I'm fairly certain I've fixed the memory leak on my local branch, but the performance is still worse than scoped_threadpool
-- by more than half on my machine.
Honestly, I think that work-stealing is just really not that great for distributing those kinds of loops across cores, at least when programmed in linear fashion. This is a result of a few factors:
- idle workers choose targets to steal from randomly
- all the jobs are on a single worker's queue
- steal operations are expensive (requiring a few atomic operations and a full memory barrier)
Recursive work splitting leads to any stolen jobs creating new jobs on the thief's queue, so jobs are better spread out across cores and less time is wasted on steal operations. Rayon uses recursive splitting underneath the hood in its parallel iterators, and I've been toying with the idea of a similar abstraction for jobsteal
.
The whole scope
API is vaguely misleading in the above sense, since it makes using the pool sub-optimally extremely simple, so it might be for the best if that were removed altogether and replaced with something equally ergonomic but more sensible.
Thanks for the quick response ;-) My 'repro case' is a bit unwieldy because it's a program written in two different languages. I forgot to mention it in the original bug report, but there is a branch called jobsteal which has the changes vs scoped_threadpool. I think you're probably right and my use case is too simplistic for a work stealing system to make sense. I just need some basic OpenMP type, statically scheduled data parallelism.
I was testing against your jobsteal branch when I wrote my earlier posts. Also, the memory leak fix I mentioned in the above post has landed in 0.4.2
.
Your workload is probably fine for work-stealing, although having it statically scheduled would probably beat anything else -- this is more of a jobsteal API issue than anything else, but it hasn't necessarily come to the surface until now. Doing parallel-for naively, which the jobsteal API encourages, will really hurt work-stealing's efficiency. Although you could probably rewrite all your multithreaded code to operate in a fork-join manner, it would probably be a lot higher effort, especially once you throw in iterators like zip
. Rayon has the right idea here: emulate the iterator API and handle splitting at the bottom level.

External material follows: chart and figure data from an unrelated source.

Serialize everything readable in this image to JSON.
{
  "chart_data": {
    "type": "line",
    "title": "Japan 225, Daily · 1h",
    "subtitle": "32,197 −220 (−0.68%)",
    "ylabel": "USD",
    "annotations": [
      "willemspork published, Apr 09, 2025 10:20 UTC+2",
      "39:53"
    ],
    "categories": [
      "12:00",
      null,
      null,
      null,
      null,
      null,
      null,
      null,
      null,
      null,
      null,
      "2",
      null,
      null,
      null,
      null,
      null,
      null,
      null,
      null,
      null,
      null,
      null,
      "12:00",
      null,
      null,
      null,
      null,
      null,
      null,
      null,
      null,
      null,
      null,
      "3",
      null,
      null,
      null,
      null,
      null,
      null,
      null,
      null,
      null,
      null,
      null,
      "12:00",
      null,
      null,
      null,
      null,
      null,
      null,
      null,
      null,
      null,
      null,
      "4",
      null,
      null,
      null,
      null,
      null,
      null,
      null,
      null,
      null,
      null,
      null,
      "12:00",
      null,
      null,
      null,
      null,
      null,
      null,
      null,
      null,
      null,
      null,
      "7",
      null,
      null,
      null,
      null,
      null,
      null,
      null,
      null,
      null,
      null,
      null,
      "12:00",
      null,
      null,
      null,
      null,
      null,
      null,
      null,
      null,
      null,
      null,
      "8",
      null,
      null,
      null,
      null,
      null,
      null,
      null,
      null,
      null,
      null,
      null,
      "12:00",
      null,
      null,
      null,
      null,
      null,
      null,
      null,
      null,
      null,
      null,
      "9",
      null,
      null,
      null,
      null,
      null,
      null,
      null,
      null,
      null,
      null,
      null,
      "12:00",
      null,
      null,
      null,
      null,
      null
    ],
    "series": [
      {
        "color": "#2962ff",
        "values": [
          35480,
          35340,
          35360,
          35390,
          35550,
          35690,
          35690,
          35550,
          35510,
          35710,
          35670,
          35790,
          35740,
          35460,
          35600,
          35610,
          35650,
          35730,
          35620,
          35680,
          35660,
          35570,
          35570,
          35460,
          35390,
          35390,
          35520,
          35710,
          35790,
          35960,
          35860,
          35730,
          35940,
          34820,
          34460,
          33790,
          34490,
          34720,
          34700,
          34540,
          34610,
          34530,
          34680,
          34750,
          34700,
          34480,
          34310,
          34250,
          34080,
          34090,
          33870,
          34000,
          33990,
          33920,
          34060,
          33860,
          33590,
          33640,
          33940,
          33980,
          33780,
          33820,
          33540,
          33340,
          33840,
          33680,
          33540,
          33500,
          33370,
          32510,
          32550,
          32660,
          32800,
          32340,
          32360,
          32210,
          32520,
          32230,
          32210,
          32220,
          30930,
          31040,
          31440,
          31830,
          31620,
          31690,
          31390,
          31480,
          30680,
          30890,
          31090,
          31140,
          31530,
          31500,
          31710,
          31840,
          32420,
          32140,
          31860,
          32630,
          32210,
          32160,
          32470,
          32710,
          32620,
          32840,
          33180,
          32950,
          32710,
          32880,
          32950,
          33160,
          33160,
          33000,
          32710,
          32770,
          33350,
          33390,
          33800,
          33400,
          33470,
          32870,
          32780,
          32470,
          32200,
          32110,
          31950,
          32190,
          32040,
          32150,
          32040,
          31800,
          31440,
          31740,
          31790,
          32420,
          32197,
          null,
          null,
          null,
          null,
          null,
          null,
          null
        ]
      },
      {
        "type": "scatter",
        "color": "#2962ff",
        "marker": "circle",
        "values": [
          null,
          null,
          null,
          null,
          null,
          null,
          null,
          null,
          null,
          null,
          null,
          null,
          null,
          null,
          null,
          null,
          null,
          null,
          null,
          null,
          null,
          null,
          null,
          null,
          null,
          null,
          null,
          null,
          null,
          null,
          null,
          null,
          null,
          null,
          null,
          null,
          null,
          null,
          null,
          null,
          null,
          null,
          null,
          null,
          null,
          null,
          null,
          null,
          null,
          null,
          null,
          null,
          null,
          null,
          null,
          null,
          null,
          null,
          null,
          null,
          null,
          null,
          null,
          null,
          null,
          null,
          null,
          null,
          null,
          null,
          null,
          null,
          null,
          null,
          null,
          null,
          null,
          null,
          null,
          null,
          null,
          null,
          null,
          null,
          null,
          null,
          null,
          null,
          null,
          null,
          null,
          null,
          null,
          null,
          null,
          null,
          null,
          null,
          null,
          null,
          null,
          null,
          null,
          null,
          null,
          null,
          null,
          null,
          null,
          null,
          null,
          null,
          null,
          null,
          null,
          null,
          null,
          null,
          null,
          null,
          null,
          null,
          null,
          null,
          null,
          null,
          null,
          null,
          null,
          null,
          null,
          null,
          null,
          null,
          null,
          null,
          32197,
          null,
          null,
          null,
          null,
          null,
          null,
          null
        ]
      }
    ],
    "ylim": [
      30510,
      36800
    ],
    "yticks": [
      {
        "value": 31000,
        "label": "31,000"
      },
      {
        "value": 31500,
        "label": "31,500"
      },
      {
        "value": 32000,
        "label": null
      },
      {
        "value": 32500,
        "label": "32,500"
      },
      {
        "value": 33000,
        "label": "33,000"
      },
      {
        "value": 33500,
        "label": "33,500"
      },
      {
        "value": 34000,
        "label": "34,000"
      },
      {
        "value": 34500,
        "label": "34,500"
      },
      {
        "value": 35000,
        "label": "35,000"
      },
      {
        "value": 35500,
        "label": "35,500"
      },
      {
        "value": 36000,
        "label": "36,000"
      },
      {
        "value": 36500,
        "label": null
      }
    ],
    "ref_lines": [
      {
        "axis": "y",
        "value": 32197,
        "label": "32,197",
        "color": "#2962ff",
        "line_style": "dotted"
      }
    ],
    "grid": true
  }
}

On one hand, I feel like copying parallel iterators, since they'd work great with jobsteal. On the other hand, I'd probably feel bad about copying them, so I might be interested in coming up with a similar approach.
Ok, good news then ;-)
The rasterization code itself might benefit from dynamic scheduling to some degree as the workload per-tile is hard to predict. I had experimented with making it hierarchical, which would result into fork-join style parallelism.
I'll probably give Rayon a shot as well. I'd like to dive into writing my own concurrency primitives as well, but there's still a few things I'd need to learn about Rust before opening that can of worms...
I think the primary issue here (the memory leak) has been fixed. I've opened a new issue to discuss making jobsteal's API more friendly to the backing work-stealing scheduler.